What is a teacher?
Remembering the Soul of Education Through Classic Literature
In education today, we talk about what to teach and how to teach, but rarely do we talk about what a teacher is. As a matter of fact, all of the emphasis on the “what” and the latest “how” seems to have conjured an idea of a “teacher” that is relatively unimportant, one of the tools of education, if she is able to follow the manual.
This view of a teacher may serve if the end of education is passing tests or developing marketable skills. However, if the end of education is to nurture able, self-governing citizens, and if the end of a lifetime of learning is ultimately wisdom, something more than a “facilitator” in our classrooms will be required.
In What is a teacher? Remembering the Soul of Education Through Classic Literature, images of teachers from great literature—teachers both good and bad, ancient and modern—will be explored for the purpose of better understanding the challenging and unique role that teachers play in our lives.

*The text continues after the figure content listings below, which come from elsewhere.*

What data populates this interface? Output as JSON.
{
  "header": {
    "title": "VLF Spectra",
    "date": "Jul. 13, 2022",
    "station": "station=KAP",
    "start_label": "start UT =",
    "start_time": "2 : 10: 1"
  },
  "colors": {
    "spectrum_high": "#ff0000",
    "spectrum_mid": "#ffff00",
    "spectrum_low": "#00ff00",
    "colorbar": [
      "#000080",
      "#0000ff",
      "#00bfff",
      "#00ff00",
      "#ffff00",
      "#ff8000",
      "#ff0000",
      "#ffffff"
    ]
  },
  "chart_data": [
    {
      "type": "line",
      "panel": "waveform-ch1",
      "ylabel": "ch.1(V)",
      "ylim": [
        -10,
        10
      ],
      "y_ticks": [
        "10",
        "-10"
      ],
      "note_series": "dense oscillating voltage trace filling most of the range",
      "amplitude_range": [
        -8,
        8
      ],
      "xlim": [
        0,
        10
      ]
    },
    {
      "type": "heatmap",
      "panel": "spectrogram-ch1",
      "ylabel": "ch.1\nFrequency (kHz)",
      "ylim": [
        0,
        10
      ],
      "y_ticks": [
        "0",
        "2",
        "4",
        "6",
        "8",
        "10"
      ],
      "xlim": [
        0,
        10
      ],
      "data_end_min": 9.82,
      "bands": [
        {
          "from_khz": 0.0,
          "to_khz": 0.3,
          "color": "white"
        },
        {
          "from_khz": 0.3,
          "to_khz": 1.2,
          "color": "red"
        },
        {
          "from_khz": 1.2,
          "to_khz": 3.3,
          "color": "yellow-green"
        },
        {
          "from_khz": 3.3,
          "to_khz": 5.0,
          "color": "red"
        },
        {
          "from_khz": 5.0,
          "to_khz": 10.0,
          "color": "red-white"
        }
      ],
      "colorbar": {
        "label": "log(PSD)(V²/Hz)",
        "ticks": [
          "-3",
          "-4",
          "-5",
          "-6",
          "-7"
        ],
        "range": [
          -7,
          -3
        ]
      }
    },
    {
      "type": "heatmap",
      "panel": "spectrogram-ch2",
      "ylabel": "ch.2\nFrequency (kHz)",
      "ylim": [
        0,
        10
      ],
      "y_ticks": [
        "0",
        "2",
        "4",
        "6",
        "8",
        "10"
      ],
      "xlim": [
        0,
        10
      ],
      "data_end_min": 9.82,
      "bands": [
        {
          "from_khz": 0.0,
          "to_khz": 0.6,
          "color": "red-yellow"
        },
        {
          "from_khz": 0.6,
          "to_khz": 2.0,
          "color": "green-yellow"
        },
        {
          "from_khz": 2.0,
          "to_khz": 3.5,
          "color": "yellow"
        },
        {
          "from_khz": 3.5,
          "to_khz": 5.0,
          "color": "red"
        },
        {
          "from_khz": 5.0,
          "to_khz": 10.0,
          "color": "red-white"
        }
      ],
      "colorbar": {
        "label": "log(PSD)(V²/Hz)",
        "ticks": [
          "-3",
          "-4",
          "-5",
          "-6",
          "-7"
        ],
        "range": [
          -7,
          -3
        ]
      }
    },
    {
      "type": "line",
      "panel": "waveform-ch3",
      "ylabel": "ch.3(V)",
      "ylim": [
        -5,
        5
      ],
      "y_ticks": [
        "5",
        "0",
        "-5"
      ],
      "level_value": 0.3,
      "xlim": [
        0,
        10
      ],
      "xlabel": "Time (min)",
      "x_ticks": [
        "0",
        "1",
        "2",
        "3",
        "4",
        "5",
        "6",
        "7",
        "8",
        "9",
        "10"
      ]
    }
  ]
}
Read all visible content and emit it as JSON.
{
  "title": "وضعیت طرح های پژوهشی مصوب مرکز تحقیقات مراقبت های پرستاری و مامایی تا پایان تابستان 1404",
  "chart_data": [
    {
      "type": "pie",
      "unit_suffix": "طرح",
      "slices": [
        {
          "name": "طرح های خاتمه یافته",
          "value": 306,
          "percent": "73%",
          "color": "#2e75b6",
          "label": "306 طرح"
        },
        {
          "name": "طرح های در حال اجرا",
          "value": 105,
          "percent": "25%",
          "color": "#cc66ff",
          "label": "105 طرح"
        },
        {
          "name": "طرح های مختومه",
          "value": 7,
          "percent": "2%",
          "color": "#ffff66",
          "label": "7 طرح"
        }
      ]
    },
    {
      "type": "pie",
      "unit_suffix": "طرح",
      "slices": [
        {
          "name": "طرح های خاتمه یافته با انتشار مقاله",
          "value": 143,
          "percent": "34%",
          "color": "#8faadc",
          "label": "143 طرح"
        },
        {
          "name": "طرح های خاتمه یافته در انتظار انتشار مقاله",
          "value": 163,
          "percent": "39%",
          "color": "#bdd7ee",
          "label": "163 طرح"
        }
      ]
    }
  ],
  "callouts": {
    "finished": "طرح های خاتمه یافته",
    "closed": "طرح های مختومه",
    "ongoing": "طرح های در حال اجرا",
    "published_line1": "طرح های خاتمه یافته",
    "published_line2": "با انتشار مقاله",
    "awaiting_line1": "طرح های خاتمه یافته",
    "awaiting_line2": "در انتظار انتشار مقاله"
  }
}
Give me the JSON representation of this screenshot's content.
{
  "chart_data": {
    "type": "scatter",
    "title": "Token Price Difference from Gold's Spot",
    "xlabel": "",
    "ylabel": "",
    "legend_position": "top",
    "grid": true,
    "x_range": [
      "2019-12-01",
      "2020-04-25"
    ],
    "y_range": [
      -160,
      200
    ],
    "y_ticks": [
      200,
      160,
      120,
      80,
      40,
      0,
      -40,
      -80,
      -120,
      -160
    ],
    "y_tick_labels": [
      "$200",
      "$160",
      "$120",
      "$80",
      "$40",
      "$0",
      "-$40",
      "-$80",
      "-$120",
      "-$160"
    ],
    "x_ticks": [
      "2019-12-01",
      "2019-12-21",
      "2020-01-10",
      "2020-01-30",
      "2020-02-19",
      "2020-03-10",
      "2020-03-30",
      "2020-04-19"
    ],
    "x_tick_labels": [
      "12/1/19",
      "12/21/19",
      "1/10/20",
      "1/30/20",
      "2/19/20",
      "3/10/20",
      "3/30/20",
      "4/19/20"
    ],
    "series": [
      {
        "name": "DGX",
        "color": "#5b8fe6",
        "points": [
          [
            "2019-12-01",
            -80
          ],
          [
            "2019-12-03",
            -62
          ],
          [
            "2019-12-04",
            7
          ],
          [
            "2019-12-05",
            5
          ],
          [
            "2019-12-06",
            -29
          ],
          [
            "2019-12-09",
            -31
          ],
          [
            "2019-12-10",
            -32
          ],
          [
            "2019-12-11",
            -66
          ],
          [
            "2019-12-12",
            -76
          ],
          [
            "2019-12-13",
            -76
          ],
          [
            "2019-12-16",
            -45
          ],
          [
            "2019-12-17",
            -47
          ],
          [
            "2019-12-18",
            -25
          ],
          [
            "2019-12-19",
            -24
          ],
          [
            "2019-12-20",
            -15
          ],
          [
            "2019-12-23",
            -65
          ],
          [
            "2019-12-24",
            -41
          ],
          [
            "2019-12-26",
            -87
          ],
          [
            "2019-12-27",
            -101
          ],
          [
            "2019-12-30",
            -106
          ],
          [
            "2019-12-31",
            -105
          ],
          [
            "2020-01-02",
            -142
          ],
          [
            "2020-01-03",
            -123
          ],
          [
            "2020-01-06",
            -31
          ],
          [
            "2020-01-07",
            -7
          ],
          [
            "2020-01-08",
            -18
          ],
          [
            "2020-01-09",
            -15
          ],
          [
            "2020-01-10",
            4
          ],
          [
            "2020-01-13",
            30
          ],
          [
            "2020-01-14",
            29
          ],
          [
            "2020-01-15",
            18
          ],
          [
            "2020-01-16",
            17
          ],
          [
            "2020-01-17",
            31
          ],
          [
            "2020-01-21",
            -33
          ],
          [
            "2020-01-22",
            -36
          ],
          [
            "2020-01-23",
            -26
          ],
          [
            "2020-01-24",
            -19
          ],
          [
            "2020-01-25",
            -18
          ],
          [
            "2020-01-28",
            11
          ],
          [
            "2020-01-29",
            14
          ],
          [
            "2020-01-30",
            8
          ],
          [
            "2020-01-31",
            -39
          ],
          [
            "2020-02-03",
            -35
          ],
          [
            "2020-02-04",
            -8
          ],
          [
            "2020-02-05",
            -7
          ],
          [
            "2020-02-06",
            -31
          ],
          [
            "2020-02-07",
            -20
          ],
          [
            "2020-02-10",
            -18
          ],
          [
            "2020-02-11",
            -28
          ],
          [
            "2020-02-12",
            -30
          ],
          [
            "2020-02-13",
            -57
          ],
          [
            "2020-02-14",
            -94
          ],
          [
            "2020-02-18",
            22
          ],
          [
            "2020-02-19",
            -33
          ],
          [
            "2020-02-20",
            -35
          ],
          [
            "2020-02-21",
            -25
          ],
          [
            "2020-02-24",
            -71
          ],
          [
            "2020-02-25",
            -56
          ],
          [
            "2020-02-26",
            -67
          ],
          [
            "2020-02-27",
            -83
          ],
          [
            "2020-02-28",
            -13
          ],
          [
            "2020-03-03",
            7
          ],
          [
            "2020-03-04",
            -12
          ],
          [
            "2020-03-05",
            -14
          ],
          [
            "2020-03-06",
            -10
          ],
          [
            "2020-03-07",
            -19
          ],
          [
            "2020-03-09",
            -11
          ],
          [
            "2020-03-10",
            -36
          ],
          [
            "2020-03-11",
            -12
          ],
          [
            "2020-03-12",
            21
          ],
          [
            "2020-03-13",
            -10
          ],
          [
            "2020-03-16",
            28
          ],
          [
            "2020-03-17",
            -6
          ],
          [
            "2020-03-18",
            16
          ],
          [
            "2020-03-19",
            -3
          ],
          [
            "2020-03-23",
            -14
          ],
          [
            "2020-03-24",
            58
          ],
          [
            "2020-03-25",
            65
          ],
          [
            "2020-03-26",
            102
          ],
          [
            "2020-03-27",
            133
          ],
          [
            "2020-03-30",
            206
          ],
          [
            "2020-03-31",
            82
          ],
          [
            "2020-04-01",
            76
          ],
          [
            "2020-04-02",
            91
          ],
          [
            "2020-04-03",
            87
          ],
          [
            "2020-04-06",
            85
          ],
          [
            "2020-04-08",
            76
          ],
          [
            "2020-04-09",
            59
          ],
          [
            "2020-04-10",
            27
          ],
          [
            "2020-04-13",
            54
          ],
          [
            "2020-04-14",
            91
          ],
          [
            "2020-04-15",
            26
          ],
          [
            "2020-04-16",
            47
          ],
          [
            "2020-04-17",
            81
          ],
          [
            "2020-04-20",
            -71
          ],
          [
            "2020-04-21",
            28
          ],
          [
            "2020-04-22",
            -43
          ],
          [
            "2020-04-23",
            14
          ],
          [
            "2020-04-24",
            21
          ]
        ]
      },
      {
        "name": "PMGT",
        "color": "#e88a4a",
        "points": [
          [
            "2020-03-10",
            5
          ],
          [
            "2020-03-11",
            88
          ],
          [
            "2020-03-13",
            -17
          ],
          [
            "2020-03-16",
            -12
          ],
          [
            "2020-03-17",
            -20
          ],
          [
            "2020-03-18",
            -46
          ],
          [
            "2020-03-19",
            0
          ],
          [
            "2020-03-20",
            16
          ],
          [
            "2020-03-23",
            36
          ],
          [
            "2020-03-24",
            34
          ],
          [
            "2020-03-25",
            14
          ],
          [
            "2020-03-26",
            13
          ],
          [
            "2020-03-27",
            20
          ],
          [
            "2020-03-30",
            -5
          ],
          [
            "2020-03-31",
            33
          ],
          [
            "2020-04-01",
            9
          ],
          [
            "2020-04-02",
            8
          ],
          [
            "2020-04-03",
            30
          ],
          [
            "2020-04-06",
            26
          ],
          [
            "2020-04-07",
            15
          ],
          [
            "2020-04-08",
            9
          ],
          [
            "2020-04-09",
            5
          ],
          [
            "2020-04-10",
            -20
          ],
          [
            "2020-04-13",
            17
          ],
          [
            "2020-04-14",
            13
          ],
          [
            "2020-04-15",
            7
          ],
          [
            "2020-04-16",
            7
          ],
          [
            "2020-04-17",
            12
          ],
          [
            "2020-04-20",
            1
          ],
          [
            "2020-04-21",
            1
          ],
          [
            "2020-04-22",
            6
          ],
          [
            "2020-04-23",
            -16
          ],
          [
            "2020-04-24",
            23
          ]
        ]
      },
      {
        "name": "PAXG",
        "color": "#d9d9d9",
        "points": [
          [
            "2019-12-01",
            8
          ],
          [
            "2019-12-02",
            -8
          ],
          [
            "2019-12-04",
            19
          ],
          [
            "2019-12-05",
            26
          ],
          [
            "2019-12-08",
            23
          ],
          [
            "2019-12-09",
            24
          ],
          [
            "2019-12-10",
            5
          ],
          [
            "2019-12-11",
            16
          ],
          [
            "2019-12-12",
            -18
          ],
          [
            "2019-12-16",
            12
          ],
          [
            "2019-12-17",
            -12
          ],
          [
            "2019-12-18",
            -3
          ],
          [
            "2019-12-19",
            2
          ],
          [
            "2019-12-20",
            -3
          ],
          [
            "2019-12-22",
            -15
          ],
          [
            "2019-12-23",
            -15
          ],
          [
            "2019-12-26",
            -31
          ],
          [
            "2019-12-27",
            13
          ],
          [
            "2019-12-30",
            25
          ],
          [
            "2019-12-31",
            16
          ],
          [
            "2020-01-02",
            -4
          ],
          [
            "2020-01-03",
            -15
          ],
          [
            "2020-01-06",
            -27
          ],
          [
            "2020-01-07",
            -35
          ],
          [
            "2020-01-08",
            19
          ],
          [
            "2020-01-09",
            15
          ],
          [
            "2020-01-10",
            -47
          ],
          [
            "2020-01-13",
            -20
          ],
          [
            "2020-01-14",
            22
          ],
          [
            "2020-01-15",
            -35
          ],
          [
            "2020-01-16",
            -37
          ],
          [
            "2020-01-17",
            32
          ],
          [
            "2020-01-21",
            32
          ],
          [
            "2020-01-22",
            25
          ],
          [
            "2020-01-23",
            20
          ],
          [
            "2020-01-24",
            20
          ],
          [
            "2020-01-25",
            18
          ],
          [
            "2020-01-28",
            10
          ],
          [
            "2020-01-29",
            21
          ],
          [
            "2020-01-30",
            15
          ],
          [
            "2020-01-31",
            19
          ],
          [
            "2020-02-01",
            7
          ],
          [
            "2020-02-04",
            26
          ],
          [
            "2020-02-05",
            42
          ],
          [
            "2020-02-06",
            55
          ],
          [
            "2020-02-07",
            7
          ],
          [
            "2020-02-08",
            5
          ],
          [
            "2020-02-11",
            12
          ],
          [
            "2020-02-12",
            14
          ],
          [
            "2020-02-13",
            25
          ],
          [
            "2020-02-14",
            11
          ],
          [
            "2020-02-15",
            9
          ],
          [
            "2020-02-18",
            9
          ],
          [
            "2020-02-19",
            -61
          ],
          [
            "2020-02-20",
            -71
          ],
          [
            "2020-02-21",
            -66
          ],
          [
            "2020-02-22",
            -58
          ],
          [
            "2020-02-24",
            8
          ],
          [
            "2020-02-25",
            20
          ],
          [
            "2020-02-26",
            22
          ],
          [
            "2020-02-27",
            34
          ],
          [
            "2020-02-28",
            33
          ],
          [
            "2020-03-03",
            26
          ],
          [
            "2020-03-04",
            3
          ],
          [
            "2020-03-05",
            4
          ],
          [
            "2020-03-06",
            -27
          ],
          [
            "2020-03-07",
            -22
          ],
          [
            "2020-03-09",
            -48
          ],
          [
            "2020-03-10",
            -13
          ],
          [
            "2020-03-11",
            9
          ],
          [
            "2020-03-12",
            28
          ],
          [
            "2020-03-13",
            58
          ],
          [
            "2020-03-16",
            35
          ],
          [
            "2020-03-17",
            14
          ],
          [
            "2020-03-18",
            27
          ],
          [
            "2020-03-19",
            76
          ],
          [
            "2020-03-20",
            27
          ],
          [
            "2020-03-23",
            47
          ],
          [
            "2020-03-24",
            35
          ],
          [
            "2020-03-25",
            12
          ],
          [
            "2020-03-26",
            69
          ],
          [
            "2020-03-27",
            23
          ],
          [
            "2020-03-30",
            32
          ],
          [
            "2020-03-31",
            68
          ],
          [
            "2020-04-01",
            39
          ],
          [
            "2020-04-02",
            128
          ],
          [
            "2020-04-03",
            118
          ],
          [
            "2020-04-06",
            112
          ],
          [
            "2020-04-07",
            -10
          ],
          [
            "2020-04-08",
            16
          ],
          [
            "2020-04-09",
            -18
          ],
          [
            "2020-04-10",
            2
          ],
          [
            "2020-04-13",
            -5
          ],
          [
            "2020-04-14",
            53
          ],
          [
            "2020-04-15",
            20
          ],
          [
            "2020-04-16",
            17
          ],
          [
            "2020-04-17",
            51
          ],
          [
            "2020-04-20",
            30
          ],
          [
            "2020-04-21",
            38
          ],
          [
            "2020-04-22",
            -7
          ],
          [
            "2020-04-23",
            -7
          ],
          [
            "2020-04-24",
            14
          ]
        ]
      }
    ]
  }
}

From Prometheus to Athena and Aristophanes’ Socrates, from Virgil and Beatrice in the Divine Comedyto the gods who forcefully educate the stubborn baby king in the Mwindo Epic, from authors such as Homer, Aristophanes, Shakespeare, Dickens, Dostoevsky, Melville, Faulkner, and Toni Morrison, Summer Institute faculty from the Dallas Institute of Humanities and Culture will turn their considerable expertise—both as literary thinkers and as master teachers—to inspire us to think creatively about the significance and the true stature of the teacher.
What is a teacher? Remembering the Soul of Education Through Classic Literature was debuted at the Education Forum, September 6-7, 2013. All profits for the sale of this book go to helping the Dallas Institute provide programming for Pre-K–12 educators and administrators.